Something had happened to his vision and his hearing. All colors were intensified and all sounds. The startling vividness of everything intensified his desire to live, fighting against the fatalism that had begun to fill him.

The race was scheduled to start at two. At one-thirty the stuttering roar of motors killed all other sounds. Whitey watched the racing cars, picked out Red Lariotti’s orange job, the battered blue iron driven by Sig Carter, Wally Yobe’s job in battleship gray, Skip Morgan driving the Ace Special in fire-engine red.
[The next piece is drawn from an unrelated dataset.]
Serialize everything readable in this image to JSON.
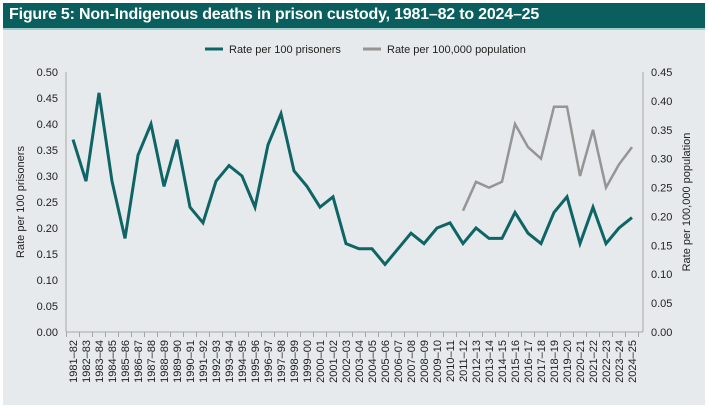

They had their positions. Whitey wedged his bulk behind the wheel, chilled in spite of the heat of the sun. He had checked every inch of the car. There were nineteen entered. Five abreast in three rows, four in the last. He was second from the inside rail in the second row.

He was pushed and for painful moments the motor wouldn’t catch. At last it did and he joined the slowly circling cars which were loosely edging into position. At a few minutes after two the formation was reasonably tight, going down the far straightaway, the white pacemaker sedan leading. The sedan upped its speed coming around the east comer and the power plants began to blare. Down the straightaway, the stands on the right. Perfect formation. The sedan gunned over the starting line, darted out of the way. The blue flag flashed down and the formation jumped ahead, gaps beginning to widen.

Still too tightly bunched, they roared down at the west comer. It was very unlike the qualifying heat. The outside world was a blur, a stream of misty color. The cars around him were solid and real, apparently motionless, his speed being measured only in reference to theirs.